AMSTERDAM — The domain names PinSex.com and PinGay.com have been ordered transferred to the parent company of mainstream social networking site Pinterest.com, which claimed that the adult-oriented sites infringe on its own operations.
PinSex. com and PinGay.com, operated by Barcelona-based Pin Digital SL, both have been titans in driving traffic, registering 48.8 million and 3.4 million visits, respectively, since their inceptions. PinSex.com was registered in 2008 and operational in 2012; PinGay.com was registered in 2011 and operational in 2013.
San Francisco-based Pinterest is a gorilla when it comes to its numbers, reportedly driving more traffic to publishers than Twitter.com, LinkedIn.com and Reddit.com combined.
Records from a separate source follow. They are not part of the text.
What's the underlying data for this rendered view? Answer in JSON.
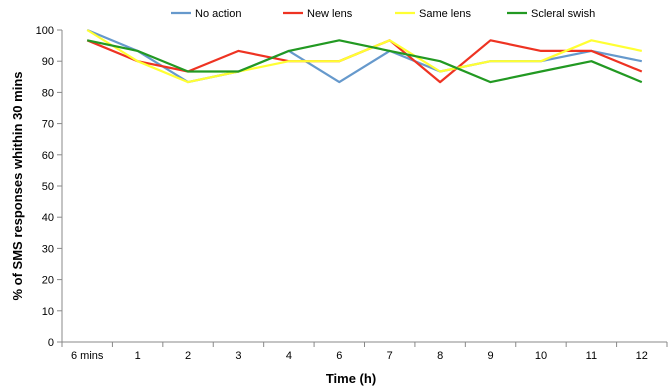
{
  "chart_data": {
    "type": "line",
    "title": "",
    "xlabel": "Time (h)",
    "ylabel": "% of SMS responses whithin 30 mins",
    "categories": [
      "6 mins",
      "1",
      "2",
      "3",
      "4",
      "6",
      "7",
      "8",
      "9",
      "10",
      "11",
      "12"
    ],
    "ylim": [
      0,
      100
    ],
    "yticks": [
      "0",
      "10",
      "20",
      "30",
      "40",
      "50",
      "60",
      "70",
      "80",
      "90",
      "100"
    ],
    "grid": false,
    "legend_position": "top",
    "series": [
      {
        "name": "No action",
        "color": "#6699cc",
        "values": [
          100,
          93.3,
          83.3,
          86.7,
          93.3,
          83.3,
          93.3,
          86.7,
          90,
          90,
          93.3,
          90
        ]
      },
      {
        "name": "New lens",
        "color": "#ee3322",
        "values": [
          96.7,
          90,
          86.7,
          93.3,
          90,
          90,
          96.7,
          83.3,
          96.7,
          93.3,
          93.3,
          86.7
        ]
      },
      {
        "name": "Same lens",
        "color": "#ffff33",
        "values": [
          100,
          90,
          83.3,
          86.7,
          90,
          90,
          96.7,
          86.7,
          90,
          90,
          96.7,
          93.3
        ]
      },
      {
        "name": "Scleral swish",
        "color": "#229922",
        "values": [
          96.7,
          93.3,
          86.7,
          86.7,
          93.3,
          96.7,
          93.3,
          90,
          83.3,
          86.7,
          90,
          83.3
        ]
      }
    ]
  }
}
The company started Pinterest.com in 2010, and has trademarked its brand in numerous countries, most recently in the U.S. just this year.
All three of the sites — Pinterest.com, PinSex. com and PinGay.com — operate on a similar concept: The sites are driven by a pin-up board content management system allowing users to drag and drop favorite items, creating their own unique collection.
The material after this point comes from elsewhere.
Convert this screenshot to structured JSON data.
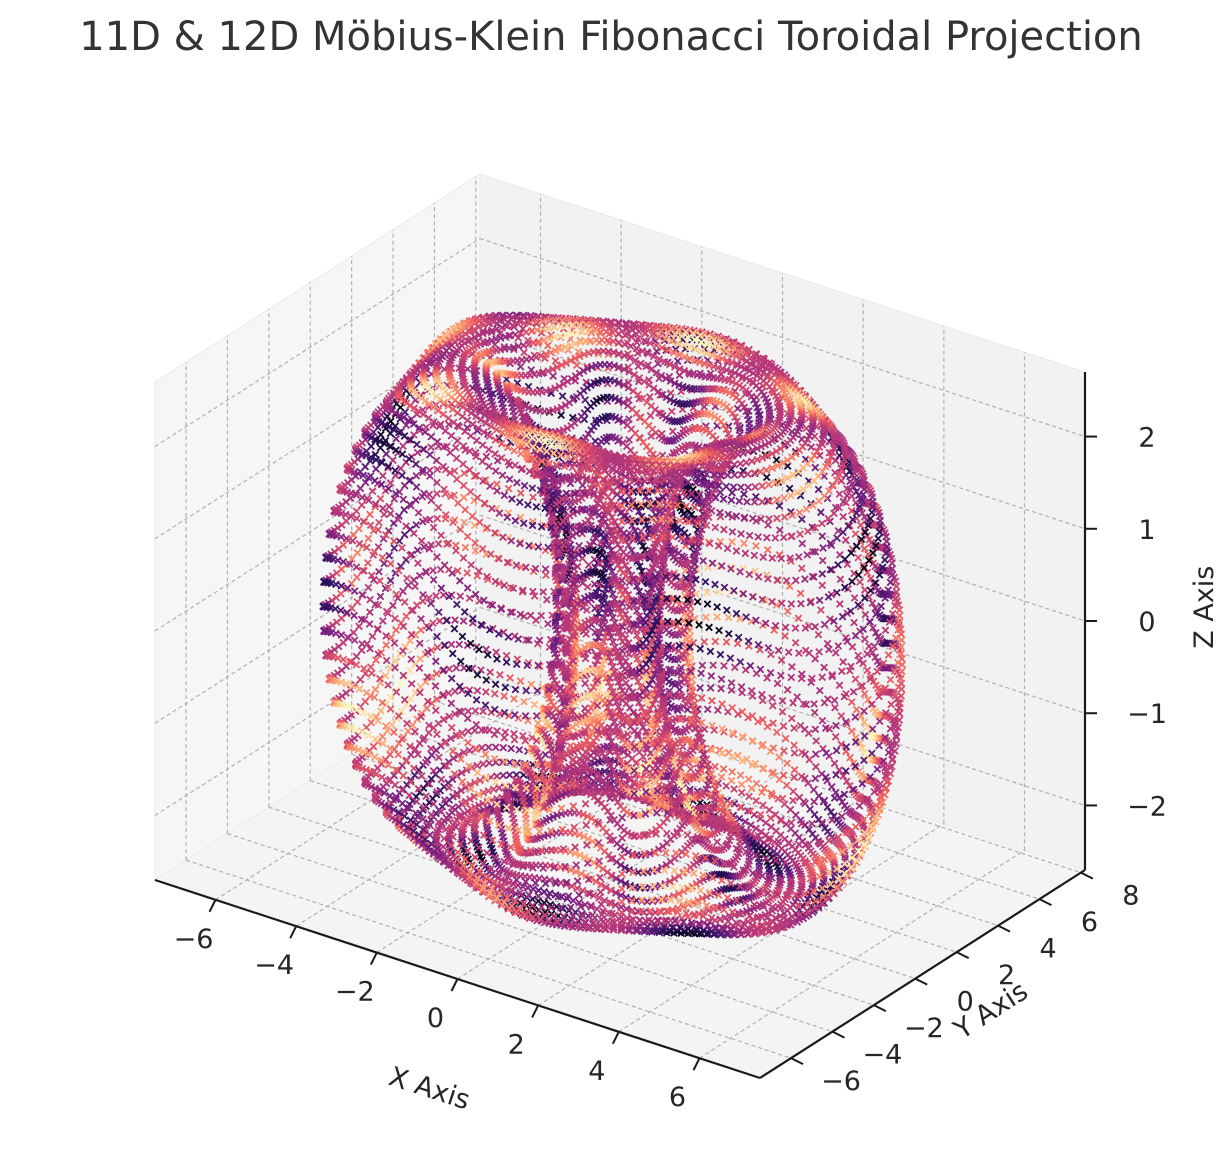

But last week WIPO arbitrator Alfred Meijboom rejected Pin Digital's arguments that it should keep the PinSex. com and PinGay.com domain names, saying that the sites had the “look and feel” of Pinterest.
Meijboom also dismissed Pin Digital's contention that that the word “pin” is a generic term with various meanings, such as “a device used for fastening objects or material together.”
"The panel cannot agree with the respondent's argument that many websites have a similar look and feel as none of the examples shown by the respondent show the same amount of similarity as the respondent's websites," Meijboom wrote in his ruling. "For that reason it seems apparent that the respondent acquired the disputed domain names because it was familiar with the complainant, the complainant's website and the complainant's use of the term 'pin' when it acquired the disputed domain names.
"Therefore, the respondent has used the disputed domain names to intentionally attempt to attract, for commercial gain, Internet users to its websites, by creating a likelihood of confusion with the complainant and the complainant's use of the term 'pin' as to the source, sponsorship, affiliation, or endorsement of its services on its websites under the disputed domain names. Consequently, the disputed domain names are used by the respondent in bad faith."
Pin Digital SL CEO and founder Christian Thorn earlier this year called the UDRP case "ridiculous" because he has trademarks for the two brands.
Thorn, who could retain the option to take the dispute to a court for independent resolution, told XBIZ on Tuesday that he's figuring out his company's next step.
"Not only do we believe this is deeply unfair and are in complete disagreement with the decision for reasons that are obvious that it is impossible for Pinterest to have ownership of a common law term as 'pin' as is the case herein, we are in discussions with our lawyers about the next best course of action to take," Thorn told XBIZ.